L’incontinence urinaire est définie par toute fuite involontaire d’urine dont se plaint le ou la patiente et dont l’origine est souvent multifactorielle.

On distingue classiquement 3 formes d’incontinence urinaire :

  • l’incontinence urinaire d’effort caractérisée par une fuite involontaire d’urine, par l’urètre (le méat urétral), survenant à l’occasion d’un effort physique, à la toux et aux éternuements.

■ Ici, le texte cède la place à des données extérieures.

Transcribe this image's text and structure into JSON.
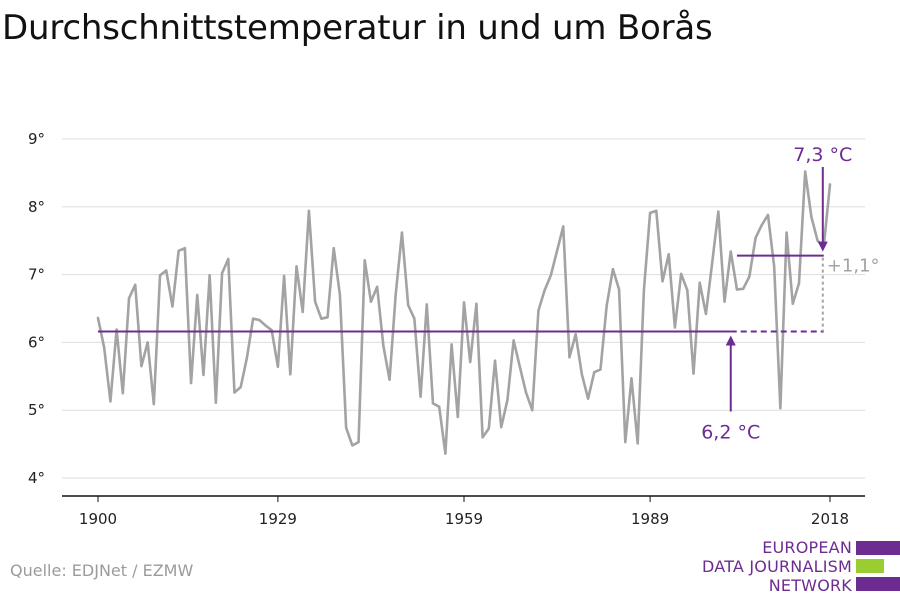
{
  "title": "Durchschnittstemperatur in und um Borås",
  "source": "Quelle: EDJNet / EZMW",
  "logo": {
    "lines": [
      "EUROPEAN",
      "DATA JOURNALISM",
      "NETWORK"
    ],
    "colors": {
      "purple": "#6d2c91",
      "green": "#9acd32"
    }
  },
  "colors": {
    "series": "#a3a3a3",
    "accent": "#6d2c91",
    "delta": "#a3a3a3",
    "grid": "#dddddd",
    "axis": "#111111"
  },
  "chart_data": {
    "type": "line",
    "title": "Durchschnittstemperatur in und um Borås",
    "xlabel": "",
    "ylabel": "",
    "xlim": [
      1900,
      2018
    ],
    "ylim": [
      4,
      9
    ],
    "grid": true,
    "x_ticks": [
      1900,
      1929,
      1959,
      1989,
      2018
    ],
    "y_ticks": [
      {
        "value": 4,
        "label": "4°"
      },
      {
        "value": 5,
        "label": "5°"
      },
      {
        "value": 6,
        "label": "6°"
      },
      {
        "value": 7,
        "label": "7°"
      },
      {
        "value": 8,
        "label": "8°"
      },
      {
        "value": 9,
        "label": "9°"
      }
    ],
    "series": [
      {
        "x_start": 1900,
        "x_step": 1,
        "values": [
          6.36,
          5.92,
          5.13,
          6.19,
          5.25,
          6.65,
          6.85,
          5.65,
          6.0,
          5.09,
          6.99,
          7.06,
          6.53,
          7.35,
          7.39,
          5.4,
          6.7,
          5.52,
          6.99,
          5.11,
          7.02,
          7.23,
          5.26,
          5.34,
          5.77,
          6.35,
          6.33,
          6.25,
          6.18,
          5.64,
          6.98,
          5.53,
          7.12,
          6.45,
          7.94,
          6.6,
          6.35,
          6.37,
          7.39,
          6.7,
          4.74,
          4.48,
          4.53,
          7.21,
          6.6,
          6.82,
          5.95,
          5.45,
          6.72,
          7.62,
          6.55,
          6.35,
          5.2,
          6.56,
          5.1,
          5.05,
          4.36,
          5.97,
          4.9,
          6.59,
          5.71,
          6.57,
          4.6,
          4.73,
          5.73,
          4.75,
          5.15,
          6.03,
          5.64,
          5.26,
          5.0,
          6.47,
          6.77,
          6.99,
          7.35,
          7.71,
          5.78,
          6.12,
          5.53,
          5.17,
          5.56,
          5.6,
          6.54,
          7.08,
          6.78,
          4.53,
          5.47,
          4.51,
          6.77,
          7.91,
          7.94,
          6.9,
          7.3,
          6.22,
          7.01,
          6.77,
          5.54,
          6.88,
          6.42,
          7.17,
          7.93,
          6.6,
          7.34,
          6.78,
          6.79,
          6.97,
          7.54,
          7.73,
          7.88,
          7.12,
          5.03,
          7.62,
          6.57,
          6.87,
          8.52,
          7.85,
          7.5,
          7.42,
          8.33
        ]
      }
    ],
    "annotations": {
      "baseline": {
        "value": 6.16,
        "label": "6,2 °C",
        "from": 1900,
        "solid_to": 2002,
        "dashed_to": 2017,
        "label_year": 2002,
        "label_value": 4.98
      },
      "recent": {
        "value": 7.28,
        "label": "7,3 °C",
        "from": 2003,
        "to": 2017,
        "label_year": 2017,
        "label_value": 9.0
      },
      "delta": {
        "label": "+1,1°",
        "year": 2017
      }
    }
  }
}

Il s’agit d’une fuite en jet, peu abondante, de survenue brutale au moment d’un effort, le plus souvent en position debout, sans sensation de besoin préalable.
  • l’incontinence urinaire par urgences mictionnelles  caractérisée par une fuite involontaire d’urine, accompagnée ou immédiatement précédée d’un besoin urgent et irrépressible d’uriner aboutissant à une miction ne pouvant être différée et retenue. La terminologie d’incontinence par impériosités ou incontinence par hyperactivité vésicale peut aussi être utilisée.
  • l’incontinence urinaire mixte combine les deux types d’incontinence prédéfinie

Les études montrent que peu de personnes sont prises en charge alors même que des traitements existent. La gêne ou la fatalité des sujets face à l’incontinence urinaire les empêchent de consulter. Les personnes ne souffrant d’aucun trouble vident leur vessie entre 4 et 8 fois par cycle de 24 heures alors que certaines personnes souffrant d’incontinence urinaire vont devoir uriner plusieurs fois durant la nuit ou subir des fuites d’urines lors de certaines activités voire ne pas pouvoir se retenir en attendant d’aller aux toilettes.